Les delire des sens (1977)

aka The Naked Lovers, La fille a la fourrure, Porno Zombies
Article 4617 by Dave Sindelar
Date: 8-30-2014
Directed by Claude Pierson
Featuring Ursula White, Alain Saury, Didier Aubriot
Country: France
What it is: Exercise film, foreign style

A man, just married to his second wife, sees his dead wife watching him through a window. It turns out her body has been possessed by an alien from the planet Eros who has come to Earth to learn about love and enhanced breathing exercises.
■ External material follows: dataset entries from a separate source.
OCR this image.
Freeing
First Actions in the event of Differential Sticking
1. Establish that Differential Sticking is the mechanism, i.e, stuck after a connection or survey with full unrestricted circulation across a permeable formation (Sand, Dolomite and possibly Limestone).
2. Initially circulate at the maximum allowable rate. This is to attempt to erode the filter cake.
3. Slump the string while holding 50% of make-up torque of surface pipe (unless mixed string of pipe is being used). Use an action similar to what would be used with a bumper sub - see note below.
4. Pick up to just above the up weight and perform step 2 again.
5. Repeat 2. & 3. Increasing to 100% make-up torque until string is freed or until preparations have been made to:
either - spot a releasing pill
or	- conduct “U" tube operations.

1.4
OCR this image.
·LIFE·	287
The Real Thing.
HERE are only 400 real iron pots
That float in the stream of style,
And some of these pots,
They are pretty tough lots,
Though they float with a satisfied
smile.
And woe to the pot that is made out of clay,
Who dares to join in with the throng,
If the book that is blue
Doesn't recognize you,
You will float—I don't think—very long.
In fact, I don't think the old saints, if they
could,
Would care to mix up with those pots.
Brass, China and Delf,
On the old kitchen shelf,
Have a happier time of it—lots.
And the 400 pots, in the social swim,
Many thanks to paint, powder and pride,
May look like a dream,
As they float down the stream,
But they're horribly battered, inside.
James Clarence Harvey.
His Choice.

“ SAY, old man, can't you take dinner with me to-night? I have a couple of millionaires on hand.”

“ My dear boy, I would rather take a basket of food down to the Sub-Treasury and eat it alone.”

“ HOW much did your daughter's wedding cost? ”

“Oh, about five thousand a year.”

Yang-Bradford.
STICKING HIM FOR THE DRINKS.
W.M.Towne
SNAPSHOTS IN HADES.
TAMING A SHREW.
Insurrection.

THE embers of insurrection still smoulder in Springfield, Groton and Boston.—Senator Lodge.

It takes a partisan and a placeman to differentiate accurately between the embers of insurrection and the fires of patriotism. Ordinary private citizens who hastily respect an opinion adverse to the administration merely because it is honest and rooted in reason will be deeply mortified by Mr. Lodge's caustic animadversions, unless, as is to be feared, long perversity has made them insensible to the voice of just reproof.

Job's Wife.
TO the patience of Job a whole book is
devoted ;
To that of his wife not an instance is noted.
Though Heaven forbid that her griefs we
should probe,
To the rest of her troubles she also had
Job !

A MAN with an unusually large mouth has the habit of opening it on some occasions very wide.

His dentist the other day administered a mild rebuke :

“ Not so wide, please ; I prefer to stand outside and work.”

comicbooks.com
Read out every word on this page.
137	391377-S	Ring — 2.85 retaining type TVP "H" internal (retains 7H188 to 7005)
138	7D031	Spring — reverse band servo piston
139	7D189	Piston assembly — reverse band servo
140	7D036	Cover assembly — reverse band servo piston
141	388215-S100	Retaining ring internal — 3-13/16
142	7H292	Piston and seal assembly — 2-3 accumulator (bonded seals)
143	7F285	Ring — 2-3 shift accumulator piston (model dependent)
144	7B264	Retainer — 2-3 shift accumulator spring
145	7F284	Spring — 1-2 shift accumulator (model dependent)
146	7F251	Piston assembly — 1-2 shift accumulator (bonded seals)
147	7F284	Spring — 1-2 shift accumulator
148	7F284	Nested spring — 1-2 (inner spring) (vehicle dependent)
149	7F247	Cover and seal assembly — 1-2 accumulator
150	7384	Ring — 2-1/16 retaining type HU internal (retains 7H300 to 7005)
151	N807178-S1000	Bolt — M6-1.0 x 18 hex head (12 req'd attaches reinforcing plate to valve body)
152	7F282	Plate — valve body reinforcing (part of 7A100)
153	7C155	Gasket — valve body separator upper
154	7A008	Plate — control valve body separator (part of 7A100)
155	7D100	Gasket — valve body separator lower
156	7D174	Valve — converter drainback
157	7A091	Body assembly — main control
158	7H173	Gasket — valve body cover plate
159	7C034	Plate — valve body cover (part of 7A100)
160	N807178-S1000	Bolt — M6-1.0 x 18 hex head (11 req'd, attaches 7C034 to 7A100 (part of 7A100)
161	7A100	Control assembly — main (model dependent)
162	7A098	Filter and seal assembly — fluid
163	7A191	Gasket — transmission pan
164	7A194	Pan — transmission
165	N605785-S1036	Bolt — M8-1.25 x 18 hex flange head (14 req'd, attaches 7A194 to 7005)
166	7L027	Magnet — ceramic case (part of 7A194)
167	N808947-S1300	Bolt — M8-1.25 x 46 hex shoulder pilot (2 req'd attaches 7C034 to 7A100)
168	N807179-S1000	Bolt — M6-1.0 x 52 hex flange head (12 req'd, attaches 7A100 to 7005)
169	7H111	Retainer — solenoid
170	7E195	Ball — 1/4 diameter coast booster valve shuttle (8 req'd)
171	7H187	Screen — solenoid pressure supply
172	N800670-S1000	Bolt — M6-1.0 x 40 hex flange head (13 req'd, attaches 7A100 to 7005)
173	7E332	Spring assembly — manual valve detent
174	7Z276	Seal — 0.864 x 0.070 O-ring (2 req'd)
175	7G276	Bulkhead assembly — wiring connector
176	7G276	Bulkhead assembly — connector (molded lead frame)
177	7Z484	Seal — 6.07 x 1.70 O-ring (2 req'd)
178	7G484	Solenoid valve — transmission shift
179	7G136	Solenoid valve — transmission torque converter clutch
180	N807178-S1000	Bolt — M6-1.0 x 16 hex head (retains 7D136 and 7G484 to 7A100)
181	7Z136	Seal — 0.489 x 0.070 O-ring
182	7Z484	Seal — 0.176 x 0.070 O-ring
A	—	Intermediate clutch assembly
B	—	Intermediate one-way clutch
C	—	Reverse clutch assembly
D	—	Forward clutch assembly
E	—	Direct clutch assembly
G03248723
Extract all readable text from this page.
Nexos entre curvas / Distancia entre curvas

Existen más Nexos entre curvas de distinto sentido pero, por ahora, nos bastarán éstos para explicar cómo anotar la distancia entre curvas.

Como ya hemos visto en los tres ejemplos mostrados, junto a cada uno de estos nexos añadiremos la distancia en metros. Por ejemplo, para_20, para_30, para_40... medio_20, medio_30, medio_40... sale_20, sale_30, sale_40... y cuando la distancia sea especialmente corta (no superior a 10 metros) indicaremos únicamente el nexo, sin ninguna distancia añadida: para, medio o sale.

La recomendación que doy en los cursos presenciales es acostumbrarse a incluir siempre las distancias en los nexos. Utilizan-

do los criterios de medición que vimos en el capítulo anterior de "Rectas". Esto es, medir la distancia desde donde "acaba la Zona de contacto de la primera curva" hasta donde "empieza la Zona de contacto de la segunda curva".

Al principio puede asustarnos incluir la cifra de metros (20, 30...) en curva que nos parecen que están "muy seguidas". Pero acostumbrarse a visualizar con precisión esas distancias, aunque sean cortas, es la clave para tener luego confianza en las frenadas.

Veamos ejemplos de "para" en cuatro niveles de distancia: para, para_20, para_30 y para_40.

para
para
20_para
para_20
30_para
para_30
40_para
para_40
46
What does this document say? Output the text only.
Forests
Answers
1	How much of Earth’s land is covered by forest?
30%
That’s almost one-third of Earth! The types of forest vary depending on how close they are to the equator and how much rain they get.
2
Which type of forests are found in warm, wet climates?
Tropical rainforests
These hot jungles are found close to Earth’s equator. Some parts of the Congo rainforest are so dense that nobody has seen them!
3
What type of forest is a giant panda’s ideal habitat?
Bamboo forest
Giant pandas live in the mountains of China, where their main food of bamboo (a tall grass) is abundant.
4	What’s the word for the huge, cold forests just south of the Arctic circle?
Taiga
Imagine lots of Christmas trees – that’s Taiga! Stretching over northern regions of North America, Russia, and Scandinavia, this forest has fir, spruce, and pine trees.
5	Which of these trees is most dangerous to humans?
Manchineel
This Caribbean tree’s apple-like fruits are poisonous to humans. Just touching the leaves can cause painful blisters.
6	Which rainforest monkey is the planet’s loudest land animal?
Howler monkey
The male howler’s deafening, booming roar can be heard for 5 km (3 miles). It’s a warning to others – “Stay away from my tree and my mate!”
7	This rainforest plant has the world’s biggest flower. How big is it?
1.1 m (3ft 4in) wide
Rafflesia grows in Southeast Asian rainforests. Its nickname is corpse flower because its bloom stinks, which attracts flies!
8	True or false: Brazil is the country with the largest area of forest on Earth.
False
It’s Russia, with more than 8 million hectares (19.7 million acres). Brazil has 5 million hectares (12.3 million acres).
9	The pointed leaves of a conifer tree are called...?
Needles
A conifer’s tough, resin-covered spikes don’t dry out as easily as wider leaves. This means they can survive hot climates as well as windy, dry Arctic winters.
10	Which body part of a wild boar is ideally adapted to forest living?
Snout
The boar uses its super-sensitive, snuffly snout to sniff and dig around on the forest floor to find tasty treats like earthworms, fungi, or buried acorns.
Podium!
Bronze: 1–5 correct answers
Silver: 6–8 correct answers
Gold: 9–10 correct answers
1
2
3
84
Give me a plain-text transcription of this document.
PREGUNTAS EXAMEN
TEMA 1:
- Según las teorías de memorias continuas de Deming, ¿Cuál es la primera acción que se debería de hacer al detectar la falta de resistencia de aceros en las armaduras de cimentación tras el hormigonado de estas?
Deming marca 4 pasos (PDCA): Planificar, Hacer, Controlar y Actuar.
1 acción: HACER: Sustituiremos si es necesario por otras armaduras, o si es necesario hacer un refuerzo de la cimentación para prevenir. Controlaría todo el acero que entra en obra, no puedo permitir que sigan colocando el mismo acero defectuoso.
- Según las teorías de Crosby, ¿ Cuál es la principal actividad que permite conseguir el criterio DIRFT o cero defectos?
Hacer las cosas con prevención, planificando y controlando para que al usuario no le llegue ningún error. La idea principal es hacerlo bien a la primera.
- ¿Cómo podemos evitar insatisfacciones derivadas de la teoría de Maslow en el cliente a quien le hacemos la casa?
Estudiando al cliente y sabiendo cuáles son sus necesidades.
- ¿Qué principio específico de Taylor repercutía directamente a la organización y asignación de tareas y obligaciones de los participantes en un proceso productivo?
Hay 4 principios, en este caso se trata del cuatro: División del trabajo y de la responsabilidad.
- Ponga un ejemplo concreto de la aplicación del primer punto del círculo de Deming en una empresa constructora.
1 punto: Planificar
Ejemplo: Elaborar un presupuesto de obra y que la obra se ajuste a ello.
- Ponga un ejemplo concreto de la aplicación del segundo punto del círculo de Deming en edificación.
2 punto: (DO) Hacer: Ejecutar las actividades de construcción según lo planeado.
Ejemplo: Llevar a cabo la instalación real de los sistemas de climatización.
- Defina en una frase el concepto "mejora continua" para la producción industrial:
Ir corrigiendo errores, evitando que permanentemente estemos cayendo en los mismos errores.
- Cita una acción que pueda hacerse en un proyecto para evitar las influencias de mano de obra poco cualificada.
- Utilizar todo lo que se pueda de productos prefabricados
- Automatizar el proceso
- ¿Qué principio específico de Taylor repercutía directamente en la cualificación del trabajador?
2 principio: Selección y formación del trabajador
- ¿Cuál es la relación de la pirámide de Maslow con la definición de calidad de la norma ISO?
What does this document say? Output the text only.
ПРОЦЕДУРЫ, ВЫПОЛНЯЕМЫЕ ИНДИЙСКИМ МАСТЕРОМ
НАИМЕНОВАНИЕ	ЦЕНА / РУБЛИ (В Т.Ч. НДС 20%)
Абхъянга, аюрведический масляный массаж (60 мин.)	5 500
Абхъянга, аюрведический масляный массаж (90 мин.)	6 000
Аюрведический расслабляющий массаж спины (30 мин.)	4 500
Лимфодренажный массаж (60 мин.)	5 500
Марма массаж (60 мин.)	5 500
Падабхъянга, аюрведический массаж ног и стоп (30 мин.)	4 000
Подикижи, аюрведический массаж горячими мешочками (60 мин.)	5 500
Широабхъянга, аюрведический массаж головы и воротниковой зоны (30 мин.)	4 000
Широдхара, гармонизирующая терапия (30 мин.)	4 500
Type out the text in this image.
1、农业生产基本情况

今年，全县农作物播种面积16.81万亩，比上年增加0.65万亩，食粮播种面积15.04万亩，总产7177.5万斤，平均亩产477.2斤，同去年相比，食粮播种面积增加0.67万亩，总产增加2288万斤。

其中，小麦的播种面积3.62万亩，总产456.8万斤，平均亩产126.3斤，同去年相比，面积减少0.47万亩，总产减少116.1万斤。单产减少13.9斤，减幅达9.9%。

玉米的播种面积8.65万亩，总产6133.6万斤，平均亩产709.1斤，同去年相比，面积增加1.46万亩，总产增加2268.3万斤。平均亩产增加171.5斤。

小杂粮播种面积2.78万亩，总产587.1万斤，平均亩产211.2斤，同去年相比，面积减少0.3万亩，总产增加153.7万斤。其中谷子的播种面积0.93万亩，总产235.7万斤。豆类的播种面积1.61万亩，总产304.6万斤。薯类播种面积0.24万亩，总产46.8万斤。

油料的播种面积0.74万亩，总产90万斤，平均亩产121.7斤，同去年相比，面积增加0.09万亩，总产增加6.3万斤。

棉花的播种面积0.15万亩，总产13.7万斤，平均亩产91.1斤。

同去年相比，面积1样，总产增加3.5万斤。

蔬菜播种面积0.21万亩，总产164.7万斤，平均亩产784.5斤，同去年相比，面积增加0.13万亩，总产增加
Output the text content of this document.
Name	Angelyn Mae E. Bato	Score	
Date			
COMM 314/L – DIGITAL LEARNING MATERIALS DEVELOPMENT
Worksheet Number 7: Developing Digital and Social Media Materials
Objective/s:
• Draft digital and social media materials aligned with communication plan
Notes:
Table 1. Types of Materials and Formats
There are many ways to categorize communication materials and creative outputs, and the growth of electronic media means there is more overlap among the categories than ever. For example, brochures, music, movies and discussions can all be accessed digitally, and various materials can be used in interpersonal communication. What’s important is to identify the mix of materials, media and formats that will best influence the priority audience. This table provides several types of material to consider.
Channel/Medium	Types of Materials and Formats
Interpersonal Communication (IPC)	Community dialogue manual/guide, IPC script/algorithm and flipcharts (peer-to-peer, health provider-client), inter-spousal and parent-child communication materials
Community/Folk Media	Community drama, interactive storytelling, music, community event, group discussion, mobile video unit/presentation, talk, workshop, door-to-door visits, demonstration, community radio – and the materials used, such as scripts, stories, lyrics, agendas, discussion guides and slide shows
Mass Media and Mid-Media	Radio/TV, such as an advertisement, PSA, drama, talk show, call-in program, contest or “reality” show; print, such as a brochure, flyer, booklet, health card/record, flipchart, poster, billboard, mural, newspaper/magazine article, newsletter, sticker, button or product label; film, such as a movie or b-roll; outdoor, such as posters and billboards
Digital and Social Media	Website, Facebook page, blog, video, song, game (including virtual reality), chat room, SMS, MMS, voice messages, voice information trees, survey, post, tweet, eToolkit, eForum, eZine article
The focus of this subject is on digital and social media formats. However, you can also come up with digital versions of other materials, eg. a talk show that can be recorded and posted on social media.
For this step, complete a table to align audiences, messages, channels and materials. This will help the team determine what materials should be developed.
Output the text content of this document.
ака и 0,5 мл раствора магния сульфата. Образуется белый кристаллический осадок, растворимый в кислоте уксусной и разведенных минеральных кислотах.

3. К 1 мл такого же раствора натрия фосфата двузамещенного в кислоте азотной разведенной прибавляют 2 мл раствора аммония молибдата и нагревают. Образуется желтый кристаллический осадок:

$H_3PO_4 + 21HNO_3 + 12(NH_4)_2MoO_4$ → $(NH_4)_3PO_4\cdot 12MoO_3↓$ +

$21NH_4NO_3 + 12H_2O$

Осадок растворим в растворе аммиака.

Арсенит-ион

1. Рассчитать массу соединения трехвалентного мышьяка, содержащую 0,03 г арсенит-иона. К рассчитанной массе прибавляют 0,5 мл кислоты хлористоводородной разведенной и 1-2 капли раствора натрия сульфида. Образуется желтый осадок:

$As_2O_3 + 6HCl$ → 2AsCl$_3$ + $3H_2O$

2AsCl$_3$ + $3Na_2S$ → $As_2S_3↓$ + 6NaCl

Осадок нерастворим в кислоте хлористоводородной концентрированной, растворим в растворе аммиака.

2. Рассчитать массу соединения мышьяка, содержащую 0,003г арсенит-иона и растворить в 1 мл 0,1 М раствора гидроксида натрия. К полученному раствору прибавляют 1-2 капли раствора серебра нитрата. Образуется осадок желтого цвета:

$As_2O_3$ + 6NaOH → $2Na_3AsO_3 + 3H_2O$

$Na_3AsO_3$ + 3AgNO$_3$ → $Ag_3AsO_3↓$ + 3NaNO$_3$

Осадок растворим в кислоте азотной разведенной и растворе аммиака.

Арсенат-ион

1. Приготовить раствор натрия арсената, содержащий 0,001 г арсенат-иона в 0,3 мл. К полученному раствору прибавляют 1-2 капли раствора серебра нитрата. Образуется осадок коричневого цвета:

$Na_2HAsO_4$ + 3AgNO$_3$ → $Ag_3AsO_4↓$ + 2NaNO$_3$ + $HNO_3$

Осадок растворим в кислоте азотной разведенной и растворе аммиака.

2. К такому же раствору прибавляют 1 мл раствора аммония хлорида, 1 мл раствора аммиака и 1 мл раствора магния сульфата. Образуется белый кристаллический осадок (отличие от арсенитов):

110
I’m thankful for small favors. I review my movies under the title that appears on the screen of the print I saw, and since I’m in embarrassment mode here again (see my review of THE ORGY MACHINE if you want to know what I mean), I’m just grateful that I didn’t review it with the title I found it under (PORNO ZOMBIES, a title which I find singularly unerotic). On the down side, the fact that I reviewed it under one of its foreign titles also clues you into the fact that my copy was neither dubbed into nor subtitled in English. Nevertheless, I find it rather interesting to compare this foreign movie to the American-made TOM (an acronym I like better than the full title). Whereas that movie refused to take its silly premise seriously, this one seems to be taking itself very seriously indeed; if it’s intended to be comic in any way, it doesn’t show. Perhaps it has some sort of political subtext, though since I can’t understand the dialogue (of which there is some here), I certainly can’t interpret it. At least the exercise sequences here (you know that’s a euphemism, right?) seem to have been shot for this movie rather than lifted from elsewhere, and the actors seem to be actually making the sounds I hear on the soundtrack, which wasn’t the case in TOM, where it sounded like the sounds were thrown in randomly. As for the space aliens in the plot, don’t look for a spaceship or anything like that; the only clue you can get that they are space aliens is that they talk haltingly in an alien way. The most striking scene here has five couples in the forest engaging in synchronized enhanced breathing exercises, and even this isn’t as impressive as it sounds. Though I can’t really fully judge the movie without understanding the dialogue, I’m not sure that this movie is appreciably better than TOM, though I will say it is somewhat less embarrassing.